Department of Medical Pharmacology and Physiology, University of Missouri, Columbia, MO 65212, USA.
Arterioscler Thromb Vasc Biol. 2013 Aug;33(8):1892-901. doi: 10.1161/ATVBAHA.113.301514. Epub 2013 May 30.
Intercellular conduction of electrical signals underlies spreading vasodilation of resistance arteries. Small- and intermediate-conductance Ca(2+)-activated K(+) channels of endothelial cells serve a dual function by initiating hyperpolarization and modulating electrical conduction. We tested the hypothesis that regulation of electrical signaling by small- and intermediate-conductance Ca(2+)-activated K(+) channels is altered with advancing age.
Intact endothelial tubes (60 µm wide; 1-3 mm long) were freshly isolated from male C57BL/6 mouse (Young: 4-6 months; Intermediate: 12-14 months; Old: 24-26 months) superior epigastric arteries. Using dual intracellular microelectrodes, current was injected (± 0.1-3 nA) at site 1 while recording membrane potential (Vm) at site 2 (separation distance: 50-2000 µm). Across age groups, greatest differences were observed between Young and Old. Resting Vm in Old (-38 ± 1 mV) was more negative (P<0.05) than Young (-30 ± 1 mV). Maximal hyperpolarization to both direct (NS309) and indirect (acetylcholine) activation of small- and intermediate-conductance Ca(2+)-activated K(+) channels was sustained (ΔVm ≈-40 mV) with age. The length constant (λ) for electrical conduction was reduced (P<0.05) from 1630 ± 80 µm (Young) to 1320 ± 80 µm (Old). Inhibiting small- and intermediate-conductance Ca(2+)-activated K(+) channels with apamin+charybdotoxin or scavenging hydrogen peroxide (H2O2) with catalase improved electrical conduction (P<0.05) in Old. Exogenous H2O2 (200 µmol/L) in Young evoked hyperpolarization and impaired electrical conduction; these effects were blocked by apamin+charybdotoxin.

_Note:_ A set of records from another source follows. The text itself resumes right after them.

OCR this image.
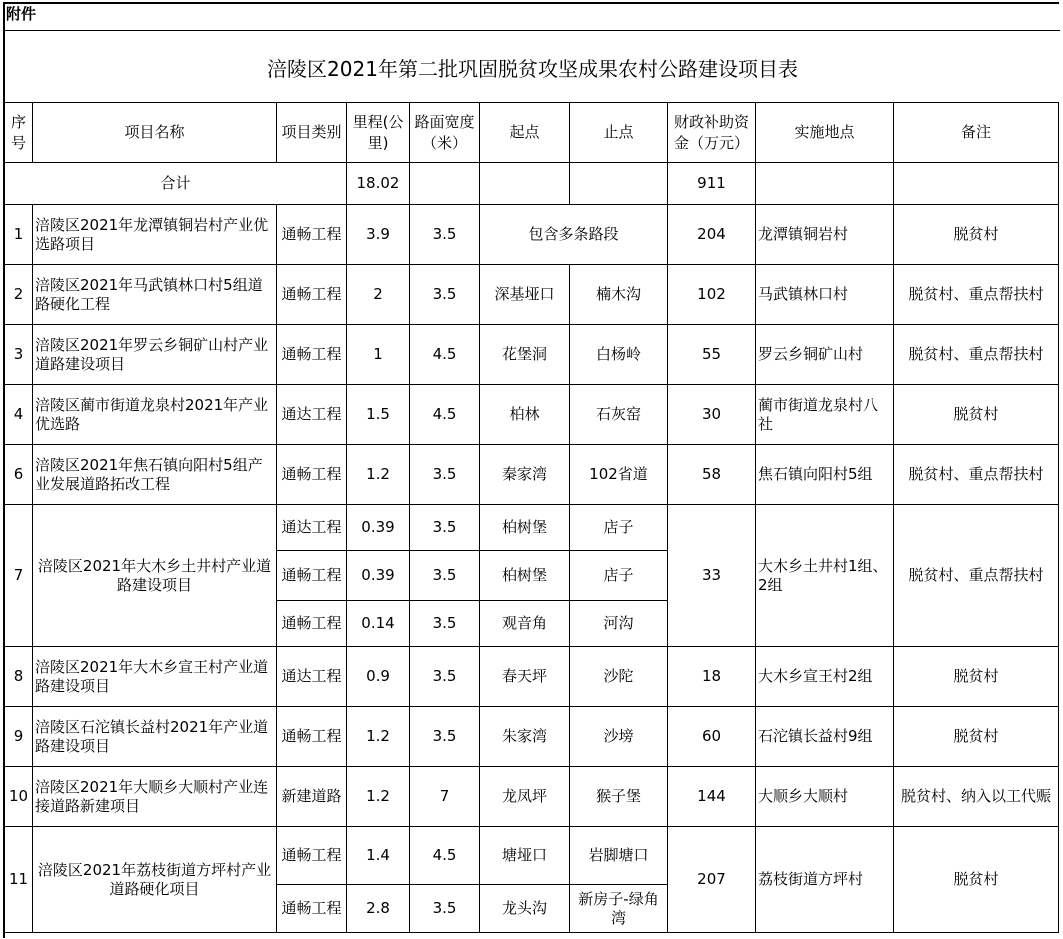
附件
涪陵区2021年第二批巩固脱贫攻坚成果农村公路建设项目表
序号	项目名称	项目类别	里程(公里)	路面宽度（米）	起点	止点	财政补助资金（万元）	实施地点	备注
合计			18.02				911		
1	涪陵区2021年龙潭镇铜岩村产业优选路项目	通畅工程	3.9	3.5	包含多条路段		204	龙潭镇铜岩村	脱贫村
2	涪陵区2021年马武镇林口村5组道路硬化工程	通畅工程	2	3.5	深基垭口	楠木沟	102	马武镇林口村	脱贫村、重点帮扶村
3	涪陵区2021年罗云乡铜矿山村产业道路建设项目	通畅工程	1	4.5	花堡洞	白杨岭	55	罗云乡铜矿山村	脱贫村、重点帮扶村
4	涪陵区蔺市街道龙泉村2021年产业优选路	通达工程	1.5	4.5	柏林	石灰窑	30	蔺市街道龙泉村八社	脱贫村
6	涪陵区2021年焦石镇向阳村5组产业发展道路拓改工程	通畅工程	1.2	3.5	秦家湾	102省道	58	焦石镇向阳村5组	脱贫村、重点帮扶村
7	涪陵区2021年大木乡土井村产业道路建设项目	通达工程	0.39	3.5	柏树堡	店子	33	大木乡土井村1组、2组	脱贫村、重点帮扶村
		通畅工程	0.39	3.5	柏树堡	店子			
		通畅工程	0.14	3.5	观音角	河沟			
8	涪陵区2021年大木乡宣王村产业道路建设项目	通达工程	0.9	3.5	春天坪	沙陀	18	大木乡宣王村2组	脱贫村
9	涪陵区石沱镇长益村2021年产业道路建设项目	通畅工程	1.2	3.5	朱家湾	沙塝	60	石沱镇长益村9组	脱贫村
10	涪陵区2021年大顺乡大顺村产业连接道路新建项目	新建道路	1.2	7	龙凤坪	猴子堡	144	大顺乡大顺村	脱贫村、纳入以工代赈
11	涪陵区2021年荔枝街道方坪村产业道路硬化项目	通畅工程	1.4	4.5	塘垭口	岩脚塘口	207	荔枝街道方坪村	脱贫村
		通畅工程	2.8	3.5	龙头沟	新房子-绿角湾			
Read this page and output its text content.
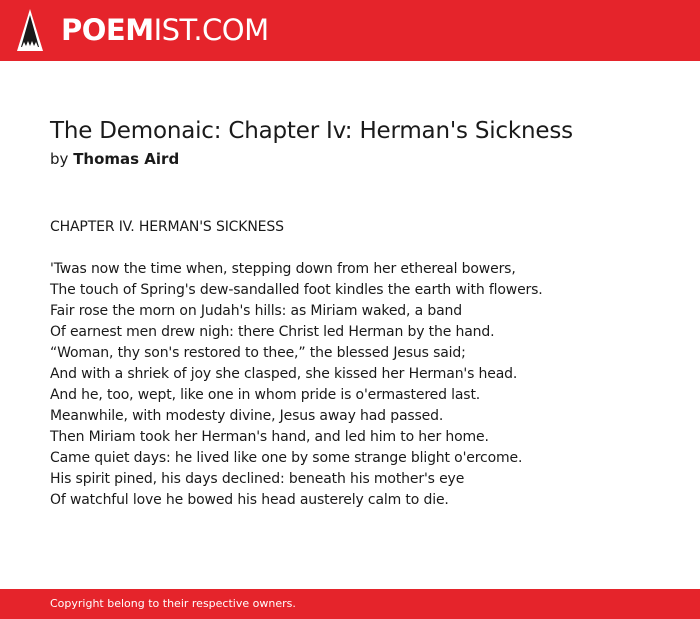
POEMIST.COM
The Demonaic: Chapter Iv: Herman's Sickness
by Thomas Aird
CHAPTER IV. HERMAN'S SICKNESS
'Twas now the time when, stepping down from her ethereal bowers,
The touch of Spring's dew-sandalled foot kindles the earth with flowers.
Fair rose the morn on Judah's hills: as Miriam waked, a band
Of earnest men drew nigh: there Christ led Herman by the hand.
“Woman, thy son's restored to thee,” the blessed Jesus said;
And with a shriek of joy she clasped, she kissed her Herman's head.
And he, too, wept, like one in whom pride is o'ermastered last.
Meanwhile, with modesty divine, Jesus away had passed.
Then Miriam took her Herman's hand, and led him to her home.
Came quiet days: he lived like one by some strange blight o'ercome.
His spirit pined, his days declined: beneath his mother's eye
Of watchful love he bowed his head austerely calm to die.
Copyright belong to their respective owners.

Enhanced current loss through Ca2+-activated K+ channel activation impairs electrical conduction along the endothelium of resistance arteries with aging. Attenuating the spatial domain of electrical signaling will restrict the spread of vasodilation and thereby contribute to blood flow limitations associated with advanced age.
细胞间电信号的传导是阻力血管扩张的基础。内皮细胞的小电导和中等电导钙激活钾通道具有双重功能,既能引发超极化,又能调节电传导。我们假设,小电导和中等电导钙激活钾通道对电信号的调节会随着年龄的增长而改变。

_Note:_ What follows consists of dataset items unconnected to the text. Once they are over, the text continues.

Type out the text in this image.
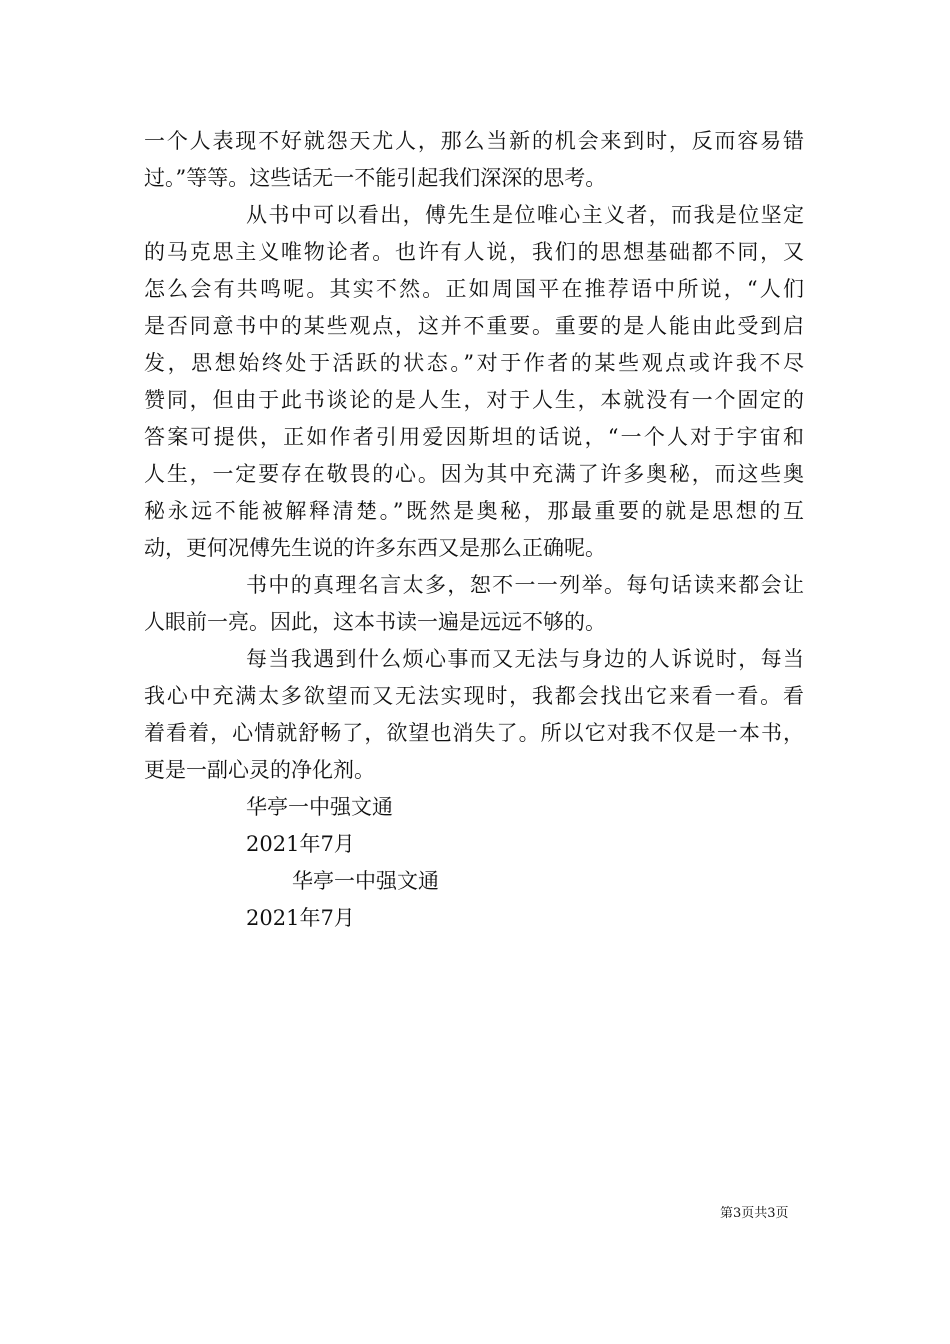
一个人表现不好就怨天尤人，那么当新的机会来到时，反而容易错
过。”等等。这些话无一不能引起我们深深的思考。
从书中可以看出，傅先生是位唯心主义者，而我是位坚定
的马克思主义唯物论者。也许有人说，我们的思想基础都不同，又
怎么会有共鸣呢。其实不然。正如周国平在推荐语中所说，“人们
是否同意书中的某些观点，这并不重要。重要的是人能由此受到启
发，思想始终处于活跃的状态。”对于作者的某些观点或许我不尽
赞同，但由于此书谈论的是人生，对于人生，本就没有一个固定的
答案可提供，正如作者引用爱因斯坦的话说，“一个人对于宇宙和
人生，一定要存在敬畏的心。因为其中充满了许多奥秘，而这些奥
秘永远不能被解释清楚。”既然是奥秘，那最重要的就是思想的互
动，更何况傅先生说的许多东西又是那么正确呢。
书中的真理名言太多，恕不一一列举。每句话读来都会让
人眼前一亮。因此，这本书读一遍是远远不够的。
每当我遇到什么烦心事而又无法与身边的人诉说时，每当
我心中充满太多欲望而又无法实现时，我都会找出它来看一看。看
着看着，心情就舒畅了，欲望也消失了。所以它对我不仅是一本书，
更是一副心灵的净化剂。
华亭一中强文通
2021年7月
华亭一中强文通
2021年7月
第3页共3页
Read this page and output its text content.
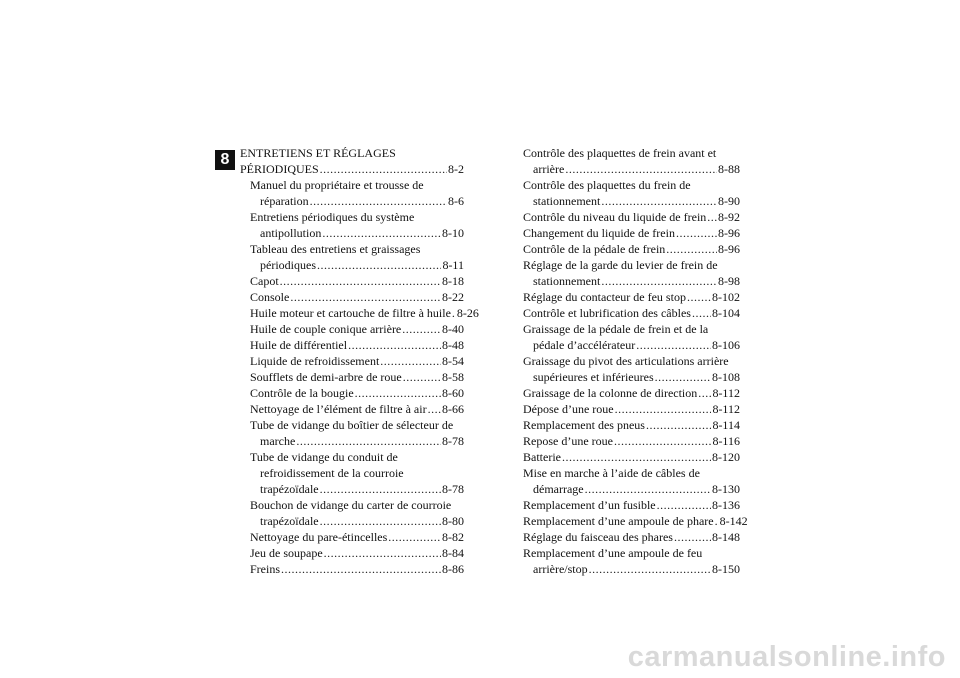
8 ENTRETIENS ET RÉGLAGES
PÉRIODIQUES .....	8-2
Manuel du propriétaire et trousse de
réparation .....	8-6
Entretiens périodiques du système
antipollution .....	8-10
Tableau des entretiens et graissages
périodiques .....	8-11
Capot .....	8-18
Console .....	8-22
Huile moteur et cartouche de filtre à huile ..... 8-26
Huile de couple conique arrière .....	8-40
Huile de différentiel .....	8-48
Liquide de refroidissement .....	8-54
Soufflets de demi-arbre de roue .....	8-58
Contrôle de la bougie .....	8-60
Nettoyage de l’élément de filtre à air ..... 8-66
Tube de vidange du boîtier de sélecteur de
marche .....	8-78
Tube de vidange du conduit de
refroidissement de la courroie
trapézoïdale .....	8-78
Bouchon de vidange du carter de courroie
trapézoïdale .....	8-80
Nettoyage du pare-étincelles .....	8-82
Jeu de soupape .....	8-84
Freins .....	8-86
Contrôle des plaquettes de frein avant et
arrière .....	8-88
Contrôle des plaquettes du frein de
stationnement .....	8-90
Contrôle du niveau du liquide de frein ..... 8-92
Changement du liquide de frein .....	8-96
Contrôle de la pédale de frein .....	8-96
Réglage de la garde du levier de frein de
stationnement .....	8-98
Réglage du contacteur de feu stop ..... 8-102
Contrôle et lubrification des câbles ..... 8-104
Graissage de la pédale de frein et de la
pédale d’accélérateur .....	8-106
Graissage du pivot des articulations arrière
supérieures et inférieures .....	8-108
Graissage de la colonne de direction ..... 8-112
Dépose d’une roue .....	8-112
Remplacement des pneus .....	8-114
Repose d’une roue .....	8-116
Batterie .....	8-120
Mise en marche à l’aide de câbles de
démarrage .....	8-130
Remplacement d’un fusible .....	8-136
Remplacement d’une ampoule de phare ..... 8-142
Réglage du faisceau des phares .....	8-148
Remplacement d’une ampoule de feu
arrière/stop .....	8-150
carmanualsonline.info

从雄性 C57BL/6 小鼠(年轻组:4-6 个月;中年组:12-14 个月;老年组:24-26 个月)的上腹动脉中分离出完整的内皮管(60µm 宽;1-3mm 长)。使用双细胞内微电极,在部位 1 注入电流(±0.1-3nA),同时在部位 2 记录膜电位(Vm)(分离距离:50-2000µm)。在不同年龄组中,年轻组和老年组之间的差异最大。老年组的静息 Vm(-38±1mV)比年轻组(-30±1mV)更负(P<0.05)。直接(NS309)和间接(乙酰胆碱)激活小电导和中等电导钙激活钾通道引起的最大超极化随年龄的增长而持续(ΔVm≈-40mV)。电传导的长度常数(λ)从年轻组的 1630±80µm 降低到老年组的 1320±80µm(P<0.05)。用阿帕米+糜蛋白酶抑制小电导和中等电导钙激活钾通道,或用过氧化氢酶清除过氧化氢(H2O2),均可改善老年组的电传导(P<0.05)。在年轻组中,外源性 H2O2(200µmol/L)引起超极化并损害电传导;这些作用被阿帕米+糜蛋白酶阻断。
随着年龄的增长,通过钙激活钾通道激活导致电流损耗增加,从而损害阻力血管内皮的电传导。电信号空间域的衰减将限制血管扩张的传播,从而导致与年龄相关的血流限制。